Outra jovem, num vídeo amplamente partilhado durante um dos protestos, disse que as exigências iam além das necessidades básicas, como electricidade e água.

“Nossas demandas são, em primeiro lugar, políticas”, diz ela. “Queremos dignidade e queremos liberdade”, acrescentou ela, ecoando cantos frequentemente ouvidos nos primeiros dias da revolta de 2011.

Houve protestos esporádicos em Sweida nos últimos anos, mas eles fracassaram sem nada conseguir. As últimas manifestações, no entanto, poderiam estar mais firmemente enraizadas.
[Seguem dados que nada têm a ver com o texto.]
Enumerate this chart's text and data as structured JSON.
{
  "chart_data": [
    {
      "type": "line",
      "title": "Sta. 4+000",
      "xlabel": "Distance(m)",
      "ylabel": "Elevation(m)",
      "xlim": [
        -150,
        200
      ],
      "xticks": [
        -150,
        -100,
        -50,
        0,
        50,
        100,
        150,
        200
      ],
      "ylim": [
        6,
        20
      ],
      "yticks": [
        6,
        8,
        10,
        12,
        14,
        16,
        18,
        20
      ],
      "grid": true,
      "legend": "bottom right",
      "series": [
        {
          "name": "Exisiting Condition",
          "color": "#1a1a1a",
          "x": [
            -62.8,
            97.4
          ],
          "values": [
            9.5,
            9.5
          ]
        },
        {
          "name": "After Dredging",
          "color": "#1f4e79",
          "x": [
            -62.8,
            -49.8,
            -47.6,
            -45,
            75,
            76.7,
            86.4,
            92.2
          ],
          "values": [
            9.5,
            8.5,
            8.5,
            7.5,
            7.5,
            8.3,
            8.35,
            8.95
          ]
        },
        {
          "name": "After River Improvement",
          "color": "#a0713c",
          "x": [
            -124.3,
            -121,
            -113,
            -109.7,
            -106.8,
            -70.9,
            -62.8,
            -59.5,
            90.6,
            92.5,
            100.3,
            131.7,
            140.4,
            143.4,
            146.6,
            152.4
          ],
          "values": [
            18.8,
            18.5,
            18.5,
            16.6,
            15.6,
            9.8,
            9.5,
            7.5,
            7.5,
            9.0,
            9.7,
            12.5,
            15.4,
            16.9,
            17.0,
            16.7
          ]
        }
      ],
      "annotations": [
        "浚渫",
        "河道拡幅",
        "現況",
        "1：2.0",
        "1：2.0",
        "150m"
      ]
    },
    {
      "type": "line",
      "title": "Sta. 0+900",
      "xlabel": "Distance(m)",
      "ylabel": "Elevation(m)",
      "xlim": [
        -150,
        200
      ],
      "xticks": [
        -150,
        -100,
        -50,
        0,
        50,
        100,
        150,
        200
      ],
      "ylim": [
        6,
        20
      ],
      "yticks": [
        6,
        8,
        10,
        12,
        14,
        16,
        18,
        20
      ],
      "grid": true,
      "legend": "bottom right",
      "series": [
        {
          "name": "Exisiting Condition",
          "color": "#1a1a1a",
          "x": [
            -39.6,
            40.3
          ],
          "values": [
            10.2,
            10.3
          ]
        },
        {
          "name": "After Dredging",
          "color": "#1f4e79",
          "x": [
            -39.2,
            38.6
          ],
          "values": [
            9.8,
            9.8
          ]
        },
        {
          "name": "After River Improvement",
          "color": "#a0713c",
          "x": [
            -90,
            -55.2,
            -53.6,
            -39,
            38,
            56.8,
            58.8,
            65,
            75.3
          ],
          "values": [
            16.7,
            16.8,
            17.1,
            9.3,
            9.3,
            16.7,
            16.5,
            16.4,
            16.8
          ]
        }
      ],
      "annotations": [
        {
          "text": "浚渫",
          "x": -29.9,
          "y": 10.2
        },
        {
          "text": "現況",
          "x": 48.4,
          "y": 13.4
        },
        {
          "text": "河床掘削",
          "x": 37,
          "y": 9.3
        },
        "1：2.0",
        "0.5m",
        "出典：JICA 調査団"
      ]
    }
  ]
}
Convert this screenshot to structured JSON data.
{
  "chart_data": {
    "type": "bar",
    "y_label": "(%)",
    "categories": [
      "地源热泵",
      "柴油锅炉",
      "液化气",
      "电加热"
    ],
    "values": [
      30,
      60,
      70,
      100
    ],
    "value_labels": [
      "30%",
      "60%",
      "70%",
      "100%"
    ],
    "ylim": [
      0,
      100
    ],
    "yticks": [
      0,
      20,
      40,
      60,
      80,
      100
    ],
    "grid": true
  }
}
“Uma grande diferença que se vê aqui é a adesão que os manifestantes conseguiram obter dos líderes religiosos em Sweida”, disse Haid Haid, analista sobre Síria na Chatham House, um grupo de investigação sediado na Grã-Bretanha. “Isso não existia antes.”

No passado, os líderes religiosos drusos tentaram mediar e acalmar a situação quando eclodiram os protestos. Agora eles os apoiam abertamente e até participam.

Na semana passada, o governo teria enviado o governador provincial de Sweida para se reunir com líderes religiosos drusos para procurar uma solução, disse Haid. Os líderes responderam dizendo que o regime deveria atender às exigências dos manifestantes.

Em Damasco, nas últimas duas semanas, o governo mobilizou forças de segurança para impedir manifestações, de acordo com o Observatório Sírio para os Direitos Humanos, um grupo de monitorização sediado na Grã-Bretanha.

Outro grupo com sede na Grã-Bretanha, a Rede Síria para os Direitos Humanos, documentou pelo menos 57 detenções em resposta aos protestos, principalmente em torno de Damasco, Aleppo e nas áreas costeiras de Latakia e Tartus, que são redutos da seita alauita de al-Assad. — outra minoria religiosa na Síria.

Em Sweida, ainda não há sinais de detenções, mas os manifestantes preparam-se para uma resposta do governo.

Contudo, as forças de segurança podem estar relutantes em usar o mesmo nível de violência que usam noutros lugares, porque al-Assad há muito que afirma ser o protector das minorias religiosas. Se as suas forças atacassem os manifestantes drusos, seria mais uma prova de que isto era um mito, disse Maarouf, o editor.

Embora o governo possa tolerar protestos durante algum tempo em Sweida, analistas dizem que a agitação noutras partes do país representa uma ameaça maior para al-Assad, especialmente nos redutos alauitas, e por isso tem sido alvo de detenções e violência.

Os comentários recentes de al-Assad deixaram a impressão de que o governo não tem intenção de mudar de táctica, disse Huda Almhethawi, um escritor de 38 anos de Sweida que vive no estrangeiro.

“As pessoas estão dizendo que, depois de tudo, vocês ainda vêm com as mesmas mentiras e a mesma propaganda”, disse ela. “Pare de nos vender coisas que não são reais.”

Hwaida Saad relatórios contribuídos.